Like all real estate-centric business markets, the U.K. self-storage sector has felt the impact of the global recession and the significant retrenchment of the housing market. However, the industry has shown positive signs and exhibits strong economic fundamentals. Indeed, it’s possible that self-storage in the United Kingdom will emerge stronger from the slump, with most operators seeking to expand.

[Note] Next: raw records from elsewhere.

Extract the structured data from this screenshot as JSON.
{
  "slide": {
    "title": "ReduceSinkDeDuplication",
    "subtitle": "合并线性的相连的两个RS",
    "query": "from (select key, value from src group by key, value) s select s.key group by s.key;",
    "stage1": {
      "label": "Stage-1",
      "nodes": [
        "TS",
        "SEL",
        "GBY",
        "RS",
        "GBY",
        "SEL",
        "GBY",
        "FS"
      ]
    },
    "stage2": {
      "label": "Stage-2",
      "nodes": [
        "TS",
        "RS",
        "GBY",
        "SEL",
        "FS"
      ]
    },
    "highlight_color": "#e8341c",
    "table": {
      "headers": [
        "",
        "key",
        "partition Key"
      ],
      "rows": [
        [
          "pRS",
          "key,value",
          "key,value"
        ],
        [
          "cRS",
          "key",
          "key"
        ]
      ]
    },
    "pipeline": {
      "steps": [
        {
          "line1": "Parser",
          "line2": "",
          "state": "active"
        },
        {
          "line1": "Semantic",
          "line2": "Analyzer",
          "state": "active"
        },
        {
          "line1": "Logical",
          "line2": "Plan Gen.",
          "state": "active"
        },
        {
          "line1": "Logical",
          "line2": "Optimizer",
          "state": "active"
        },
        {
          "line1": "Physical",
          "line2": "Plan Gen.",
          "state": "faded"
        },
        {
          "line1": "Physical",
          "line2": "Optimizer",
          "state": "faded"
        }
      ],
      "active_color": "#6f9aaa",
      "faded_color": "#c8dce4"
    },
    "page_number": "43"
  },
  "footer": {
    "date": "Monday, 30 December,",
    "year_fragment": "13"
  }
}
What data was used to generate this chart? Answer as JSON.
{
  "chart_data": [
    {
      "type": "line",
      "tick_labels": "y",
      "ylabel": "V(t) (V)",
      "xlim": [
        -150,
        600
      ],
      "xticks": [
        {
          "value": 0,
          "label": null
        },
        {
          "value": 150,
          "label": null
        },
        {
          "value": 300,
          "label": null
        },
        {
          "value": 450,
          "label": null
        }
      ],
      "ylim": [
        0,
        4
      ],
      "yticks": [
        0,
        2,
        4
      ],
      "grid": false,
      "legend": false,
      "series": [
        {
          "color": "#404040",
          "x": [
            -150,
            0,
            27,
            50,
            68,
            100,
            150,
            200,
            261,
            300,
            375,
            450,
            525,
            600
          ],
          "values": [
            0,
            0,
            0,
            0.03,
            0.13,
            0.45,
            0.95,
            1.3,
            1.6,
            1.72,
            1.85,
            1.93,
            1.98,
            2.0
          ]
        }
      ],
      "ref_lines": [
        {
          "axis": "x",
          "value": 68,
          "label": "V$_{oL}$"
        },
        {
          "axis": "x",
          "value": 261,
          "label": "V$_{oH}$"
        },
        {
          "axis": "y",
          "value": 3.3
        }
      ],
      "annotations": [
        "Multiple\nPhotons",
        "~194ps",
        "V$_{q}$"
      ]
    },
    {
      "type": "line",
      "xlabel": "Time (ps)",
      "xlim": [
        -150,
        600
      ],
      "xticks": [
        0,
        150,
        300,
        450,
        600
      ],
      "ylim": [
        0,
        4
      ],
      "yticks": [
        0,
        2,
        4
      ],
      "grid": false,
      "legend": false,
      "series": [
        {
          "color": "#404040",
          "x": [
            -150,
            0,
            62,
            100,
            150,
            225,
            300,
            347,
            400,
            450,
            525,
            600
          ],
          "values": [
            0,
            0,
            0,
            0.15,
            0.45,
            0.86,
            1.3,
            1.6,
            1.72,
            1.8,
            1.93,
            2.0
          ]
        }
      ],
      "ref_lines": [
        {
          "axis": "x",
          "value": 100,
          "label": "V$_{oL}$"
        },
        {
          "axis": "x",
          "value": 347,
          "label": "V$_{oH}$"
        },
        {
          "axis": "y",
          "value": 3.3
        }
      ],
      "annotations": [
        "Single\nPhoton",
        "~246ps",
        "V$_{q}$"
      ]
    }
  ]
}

Comparing U.K. self-storage to the larger U.S. and Australia markets, the United Kingdom has the lowest supply of storage space per capita, yet the highest population density by far. The United States has 7.4 square feet of self-storage space per capita, Australia has 1.37, and the United Kingdom only 0.44. Even still, the country’s supply and demand profile offers sound, long-term growth prospects for the industry.
U.K. Self-Storage Today
The U.K. self-storage sector has experienced rapid growth over the last decade. In 1996, there were an estimated 81 stores in the United Kingdom; by 2008, this number had grown to more than 750. There are more than 300 self-storage operators in the country, and while the sector remains fragmented, a handful of large multi-facility companies—such as Safestore and Big Yellow—account for approximately 45 percent of rentable space. The majority of operations are independent enterprises running five or fewer sites.
Despite the depressed economic climate, the market has proved to be highly resilient over the past 18 months. Operators and investors have been faced with the dilemma of establishing optimum balance between occupancy rates and rental growth, the key variables to ensuring strong revenue. However, the evidence to date hasn’t demonstrated the anticipated drop in these metrics.
Revenue has been healthy, with Big Yellow reporting a modest 4 percent decline in like-for-like sales in its most recent annual report. Space Maker, a mid-size operator, ended 2008 with revenue down only 3 percent from 2007. Lok’nStore, which has been the subject of much bid speculation, recently reported month-on-month increases in occupancy for the first six months of 2009, with revenue beginning to increase.